Screening is useful when a condition is prevalent, when we can screen in a cost-effective manner, when early diagnosis makes a difference, and when we know that acting on that screen will make a difference.
Dr. Susan Curry, the immediate past chairwoman of the U.S. Preventive Services Task Force, told me: “There have simply not been enough studies that assess the effects of screening and behavioral counseling in adolescents to address this issue. In addition, many of the existing studies have been conducted in school settings, and it is unclear if the results would translate to primary care.”
The effects of behavioral counseling on adults are proven enough to show a moderate benefit. The same holds true for pregnant women, although the evidence is a bit less strong. But when it comes to adolescents, the evidence is almost nonexistent.
In a large systematic review, there were two studies (out of 68 total) that addressed how counseling interventions might affect adolescent alcohol use. One was a randomized controlled trial of 119 urban adolescents screened in a medical clinic, published in 2015, that used peer networks and motivational interviewing. Over all, it failed to achieve statistical significance with respect to reducing alcohol use.
The other was a 2017 randomized controlled trial in Switzerland schools (not clinics) of a web-and-text-based peer-network messaging system to reduce single-occasion binge drinking. It decreased the chance of that happening by 5.9 percent in the intervention group. But it had no effect on how much youths drank over all or the estimated peak blood alcohol concentration during binge drinking.

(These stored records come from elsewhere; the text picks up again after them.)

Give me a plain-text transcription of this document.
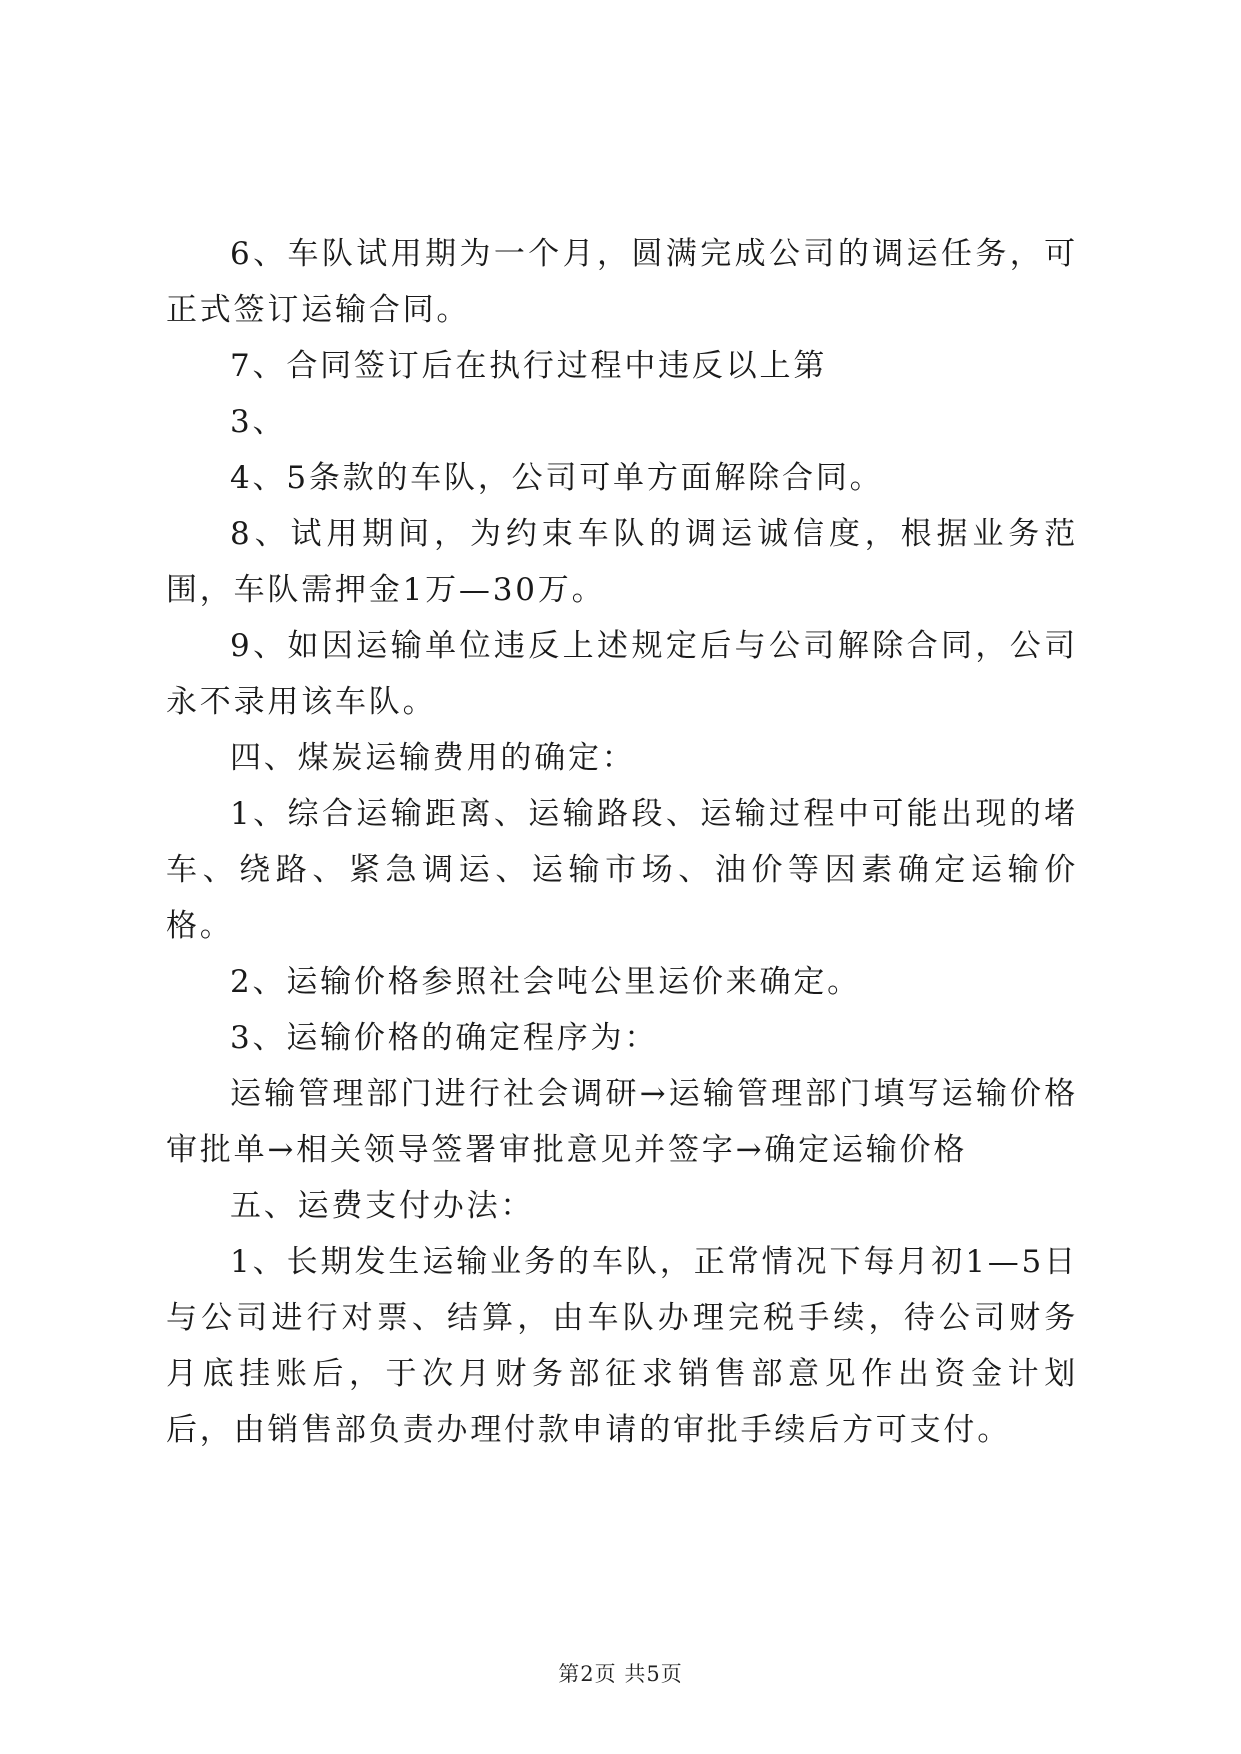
6、车队试用期为一个月，圆满完成公司的调运任务，可正式签订运输合同。

7、合同签订后在执行过程中违反以上第

3、

4、5条款的车队，公司可单方面解除合同。

8、试用期间，为约束车队的调运诚信度，根据业务范围，车队需押金1万—30万。

9、如因运输单位违反上述规定后与公司解除合同，公司永不录用该车队。

四、煤炭运输费用的确定：

1、综合运输距离、运输路段、运输过程中可能出现的堵车、绕路、紧急调运、运输市场、油价等因素确定运输价格。

2、运输价格参照社会吨公里运价来确定。

3、运输价格的确定程序为：

运输管理部门进行社会调研→运输管理部门填写运输价格审批单→相关领导签署审批意见并签字→确定运输价格

五、运费支付办法：

1、长期发生运输业务的车队，正常情况下每月初1—5日与公司进行对票、结算，由车队办理完税手续，待公司财务月底挂账后，于次月财务部征求销售部意见作出资金计划后，由销售部负责办理付款申请的审批手续后方可支付。

第2页 共5页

That’s all we’ve got. And before 2015, there was nothing.
“We are calling for additional research in all areas related to screening adolescents for alcohol use and providing counseling interventions to those who need them,” Dr. Curry said. “It is also important to explore whether such interventions could reduce other risky behaviors. In the meantime, we encourage primary care clinicians to use their clinical judgment when deciding whether to screen their adolescent patients for alcohol use.”
There’s disagreement on the definition of unhealthy alcohol use for adults.

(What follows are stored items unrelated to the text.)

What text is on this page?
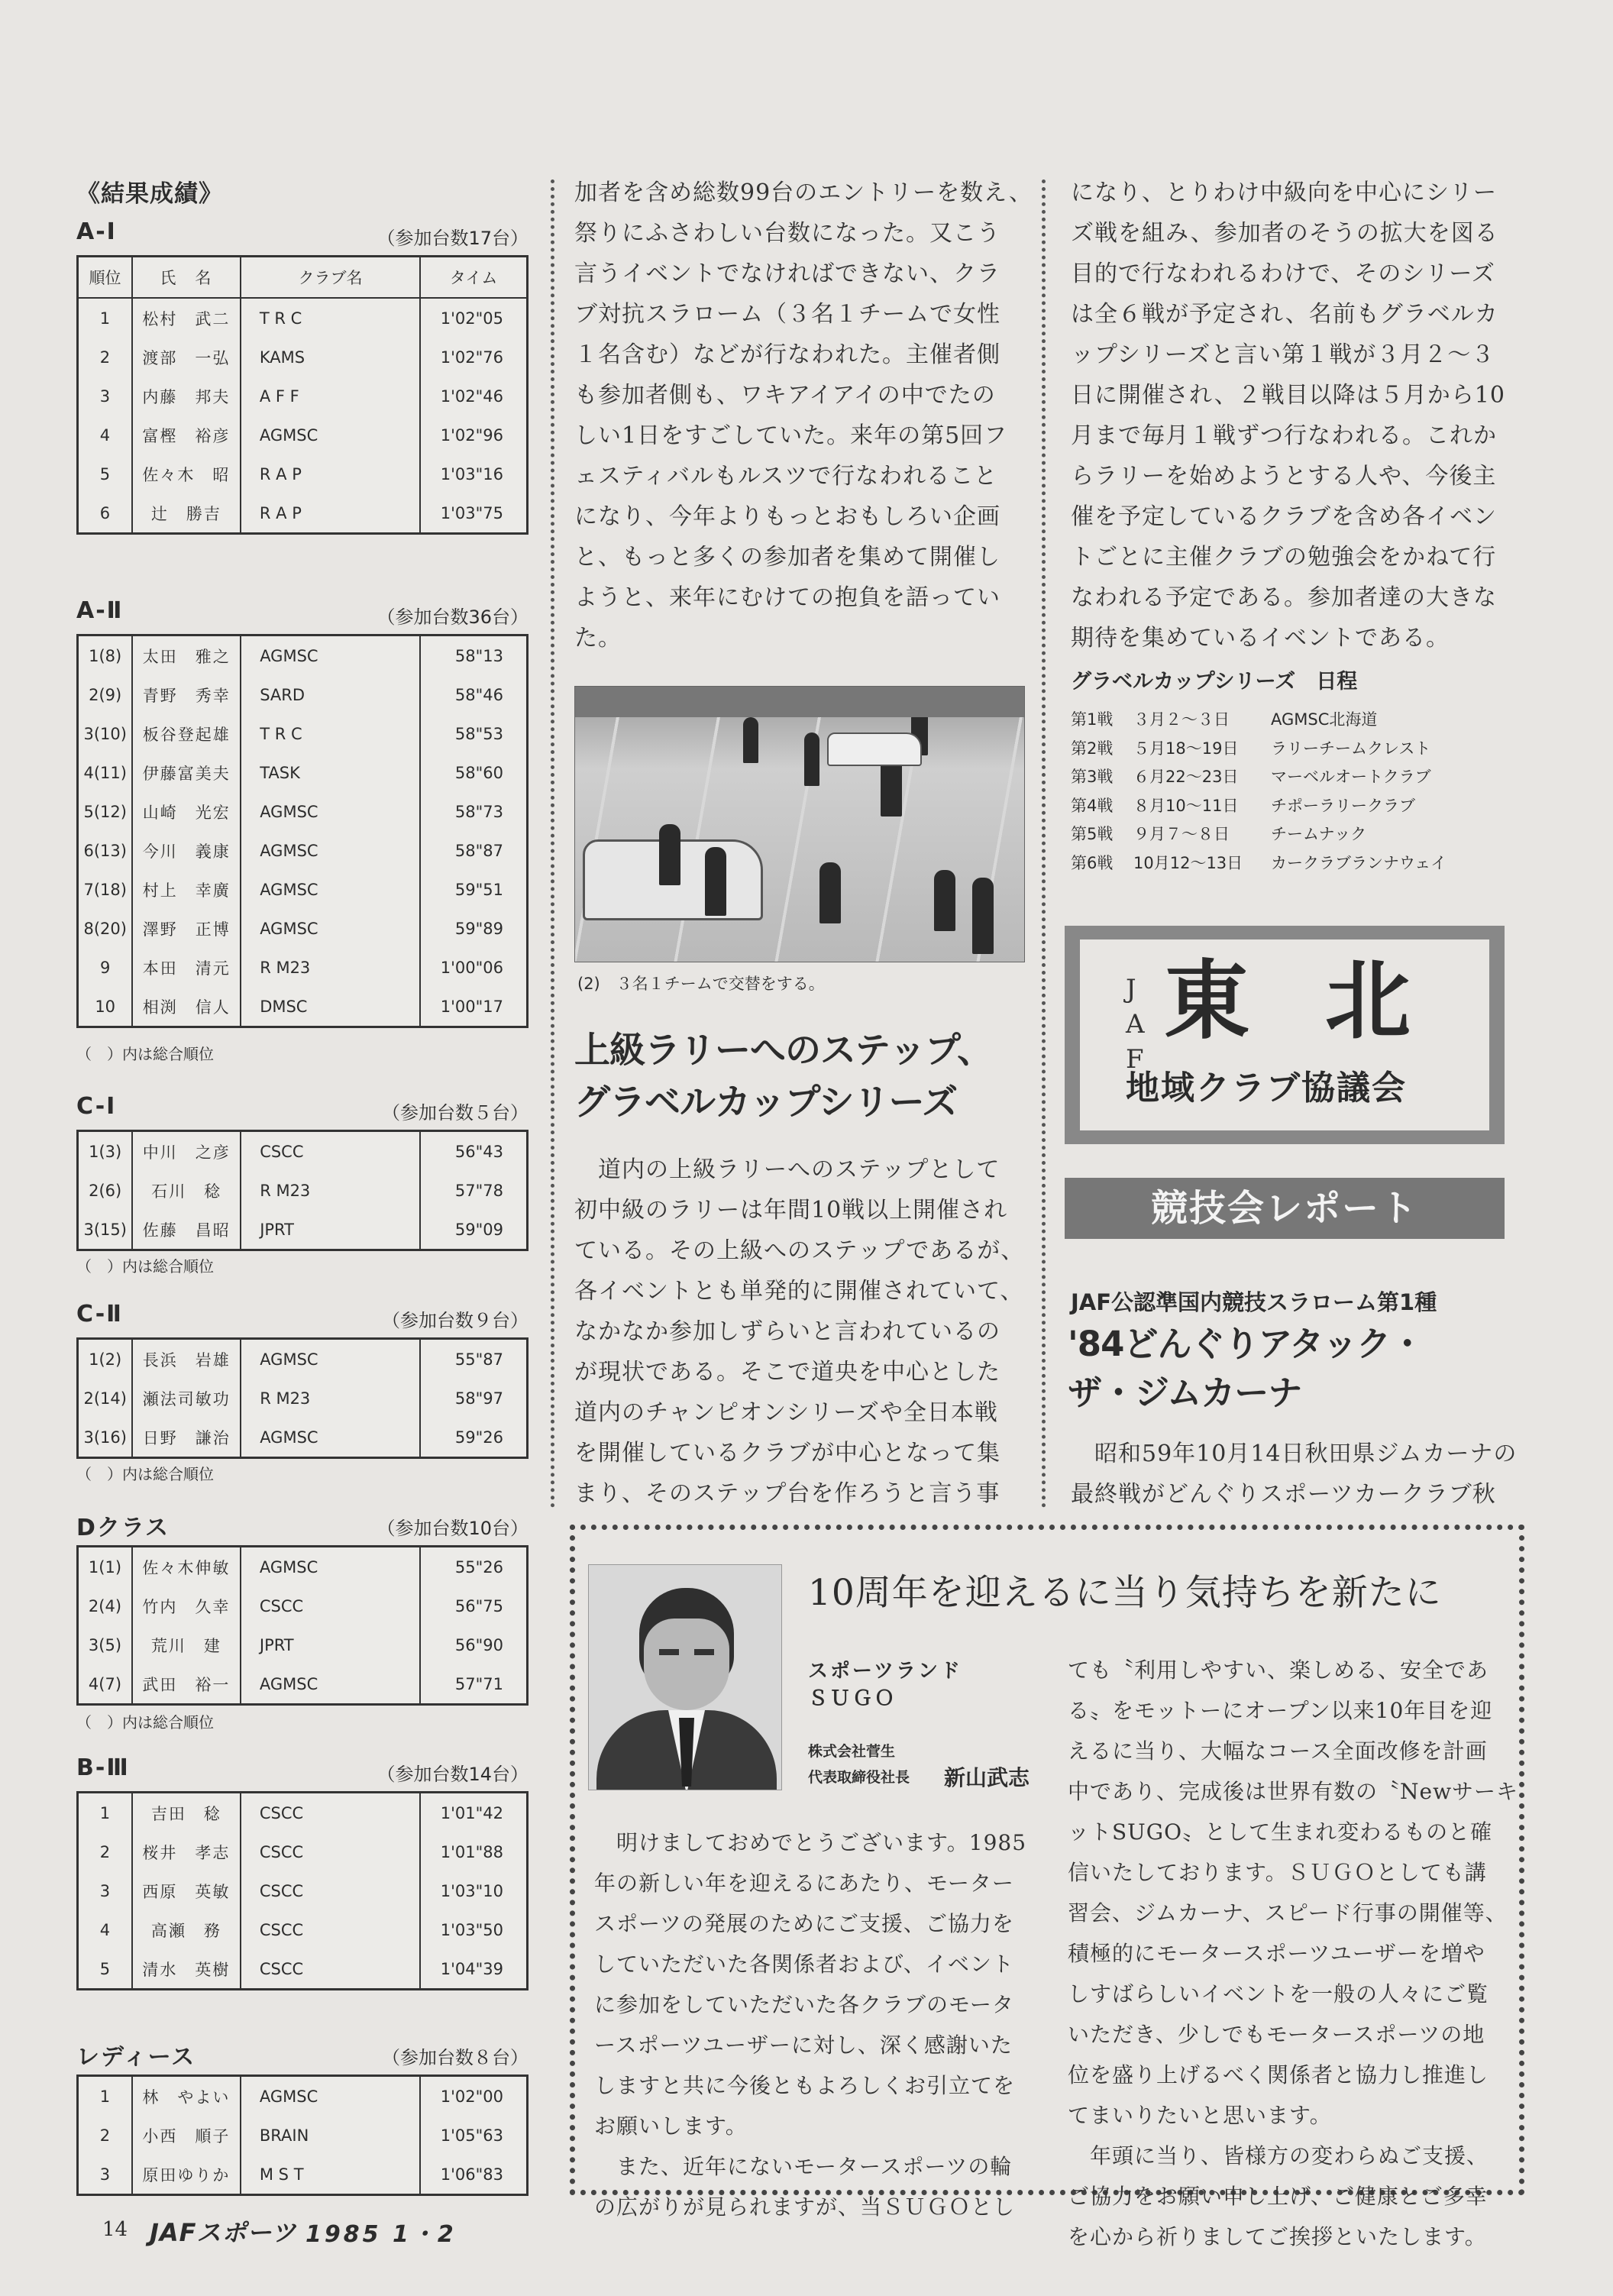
《結果成績》
A-Ⅰ	（参加台数17台）
順位	氏　名	クラブ名	タイム
1	松村　武二	T R C	1'02"05
2	渡部　一弘	KAMS	1'02"76
3	内藤　邦夫	A F F	1'02"46
4	富樫　裕彦	AGMSC	1'02"96
5	佐々木　昭	R A P	1'03"16
6	辻　勝吉	R A P	1'03"75
A-Ⅱ	（参加台数36台）
1(8)	太田　雅之	AGMSC	58"13
2(9)	青野　秀幸	SARD	58"46
3(10)	板谷登起雄	T R C	58"53
4(11)	伊藤富美夫	TASK	58"60
5(12)	山崎　光宏	AGMSC	58"73
6(13)	今川　義康	AGMSC	58"87
7(18)	村上　幸廣	AGMSC	59"51
8(20)	澤野　正博	AGMSC	59"89
9	本田　清元	R M23	1'00"06
10	相渕　信人	DMSC	1'00"17
（　）内は総合順位
C-Ⅰ	（参加台数５台）
1(3)	中川　之彦	CSCC	56"43
2(6)	石川　稔	R M23	57"78
3(15)	佐藤　昌昭	JPRT	59"09
（　）内は総合順位
C-Ⅱ	（参加台数９台）
1(2)	長浜　岩雄	AGMSC	55"87
2(14)	瀬法司敏功	R M23	58"97
3(16)	日野　謙治	AGMSC	59"26
（　）内は総合順位
Dクラス	（参加台数10台）
1(1)	佐々木伸敏	AGMSC	55"26
2(4)	竹内　久幸	CSCC	56"75
3(5)	荒川　建	JPRT	56"90
4(7)	武田　裕一	AGMSC	57"71
（　）内は総合順位
B-Ⅲ	（参加台数14台）
1	吉田　稔	CSCC	1'01"42
2	桜井　孝志	CSCC	1'01"88
3	西原　英敏	CSCC	1'03"10
4	高瀬　務	CSCC	1'03"50
5	清水　英樹	CSCC	1'04"39
レディース	（参加台数８台）
1	林　やよい	AGMSC	1'02"00
2	小西　順子	BRAIN	1'05"63
3	原田ゆりか	M S T	1'06"83
加者を含め総数99台のエントリーを数え、
祭りにふさわしい台数になった。又こう
言うイベントでなければできない、クラ
ブ対抗スラローム（３名１チームで女性
１名含む）などが行なわれた。主催者側
も参加者側も、ワキアイアイの中でたの
しい1日をすごしていた。来年の第5回フ
ェスティバルもルスツで行なわれること
になり、今年よりもっとおもしろい企画
と、もっと多くの参加者を集めて開催し
ようと、来年にむけての抱負を語ってい
た。
(2)　３名１チームで交替をする。
上級ラリーへのステップ、
グラベルカップシリーズ
　道内の上級ラリーへのステップとして
初中級のラリーは年間10戦以上開催され
ている。その上級へのステップであるが、
各イベントとも単発的に開催されていて、
なかなか参加しずらいと言われているの
が現状である。そこで道央を中心とした
道内のチャンピオンシリーズや全日本戦
を開催しているクラブが中心となって集
まり、そのステップ台を作ろうと言う事
になり、とりわけ中級向を中心にシリー
ズ戦を組み、参加者のそうの拡大を図る
目的で行なわれるわけで、そのシリーズ
は全６戦が予定され、名前もグラベルカ
ップシリーズと言い第１戦が３月２～３
日に開催され、２戦目以降は５月から10
月まで毎月１戦ずつ行なわれる。これか
らラリーを始めようとする人や、今後主
催を予定しているクラブを含め各イベン
トごとに主催クラブの勉強会をかねて行
なわれる予定である。参加者達の大きな
期待を集めているイベントである。
グラベルカップシリーズ　日程
第1戦 ３月２～３日	AGMSC北海道
第2戦 ５月18～19日 ラリーチームクレスト
第3戦 ６月22～23日 マーベルオートクラブ
第4戦 ８月10～11日 チポーラリークラブ
第5戦 ９月７～８日	チームナック
第6戦 10月12～13日 カークラブランナウェイ
J
A
F
東 北
地域クラブ協議会
競技会レポート
JAF公認準国内競技スラローム第1種
'84どんぐりアタック・
ザ・ジムカーナ
　昭和59年10月14日秋田県ジムカーナの
最終戦がどんぐりスポーツカークラブ秋
10周年を迎えるに当り気持ちを新たに
スポーツランド
ＳＵＧＯ
株式会社菅生
代表取締役社長 新山武志
　明けましておめでとうございます。1985
年の新しい年を迎えるにあたり、モーター
スポーツの発展のためにご支援、ご協力を
していただいた各関係者および、イベント
に参加をしていただいた各クラブのモータ
ースポーツユーザーに対し、深く感謝いた
しますと共に今後ともよろしくお引立てを
お願いします。
　また、近年にないモータースポーツの輪
の広がりが見られますが、当ＳＵＧＯとし
ても〝利用しやすい、楽しめる、安全であ
る〟をモットーにオープン以来10年目を迎
えるに当り、大幅なコース全面改修を計画
中であり、完成後は世界有数の〝Newサーキ
ットSUGO〟として生まれ変わるものと確
信いたしております。ＳＵＧＯとしても講
習会、ジムカーナ、スピード行事の開催等、
積極的にモータースポーツユーザーを増や
しすばらしいイベントを一般の人々にご覧
いただき、少しでもモータースポーツの地
位を盛り上げるべく関係者と協力し推進し
てまいりたいと思います。
　年頭に当り、皆様方の変わらぬご支援、
ご協力をお願い申し上げ、ご健康とご多幸
を心から祈りましてご挨拶といたします。
14 JAFスポーツ 1985 1・2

For men, risky drinking is more than four drinks on any day or more than 14 drinks in any week, according to the national institute. And for women, it’s more than three drinks on any day or more than seven drinks in any week. (The institute defines a drink as 12 ounces of beer, 5 ounces of wine or 1.5 ounces of spirits.)
The American Society of Addiction Medicine, on the other hand, defines “at-risk use” as “use that increases the risk for health consequences.”

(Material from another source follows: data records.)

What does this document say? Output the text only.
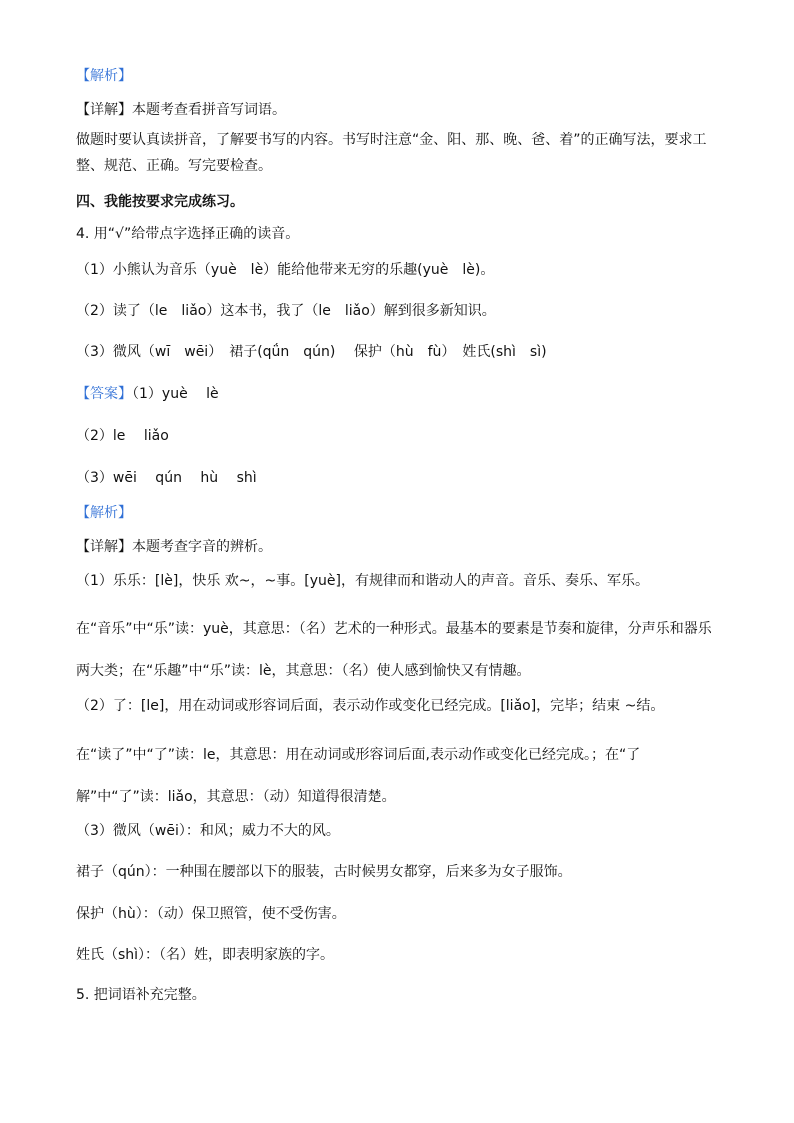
【解析】
【详解】本题考查看拼音写词语。
做题时要认真读拼音，了解要书写的内容。书写时注意“金、阳、那、晚、爸、着”的正确写法，要求工整、规范、正确。写完要检查。
四、我能按要求完成练习。
4. 用“√”给带点字选择正确的读音。
（1）小熊认为音乐（yuè　lè）能给他带来无穷的乐趣(yuè　lè)。
（2）读了（le　liǎo）这本书，我了（le　liǎo）解到很多新知识。
（3）微风（wī　wēi）　裙子(qǘn　qún)　 保护（hù　fù）　姓氏(shì　sì)
【答案】（1）yuè　 lè
（2）le　 liǎo
（3）wēi　 qún　 hù　 shì
【解析】
【详解】本题考查字音的辨析。
（1）乐乐：[lè]，快乐 欢~，~事。[yuè]，有规律而和谐动人的声音。音乐、奏乐、军乐。
在“音乐”中“乐”读：yuè，其意思：（名）艺术的一种形式。最基本的要素是节奏和旋律，分声乐和器乐两大类；在“乐趣”中“乐”读：lè，其意思：（名）使人感到愉快又有情趣。
（2）了：[le]，用在动词或形容词后面，表示动作或变化已经完成。[liǎo]，完毕；结束 ~结。
在“读了”中“了”读：le，其意思：用在动词或形容词后面,表示动作或变化已经完成。；在“了解”中“了”读：liǎo，其意思：（动）知道得很清楚。
（3）微风（wēi）：和风；威力不大的风。
裙子（qún）：一种围在腰部以下的服装，古时候男女都穿，后来多为女子服饰。
保护（hù）：（动）保卫照管，使不受伤害。
姓氏（shì）：（名）姓，即表明家族的字。
5. 把词语补充完整。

Young people tend to consume more alcoholic beverages when they’re drinking than adults do. Most of their drinking is binge drinking. Excessive drinking among adolescents — what we’re talking about screening for here — accounts for more than 4,300 deaths each year.
The economic costs of excessive drinking in just this population were $24 billion in 2010. Of those who drive, about 8 percent report having driven after drinking alcohol; 20 percent report having been in a car with someone who had been drinking. About 20 percent of teenage drivers who have died in crashes had been drinking.
Physicians who assure confidentiality and earn the trust of their patients can screen for alcohol use in adolescents pretty well. It’s not that we can’t uncover the problem. I’m often humbled by what my young patients will tell me in private. The issue is that we don’t have the knowledge for what to do with a “yes.” We don’t know that what we’re doing actually helps.
Although it endorsed screening of adults and pregnant women in a recent statement, the United States Preventive Services Task Force did not recommend universal screening for alcohol use among adolescents in primary care settings. That speaks more to a failure of our knowledge base — we need more studies — than to the failure of the recommending body to recognize the importance of the problem.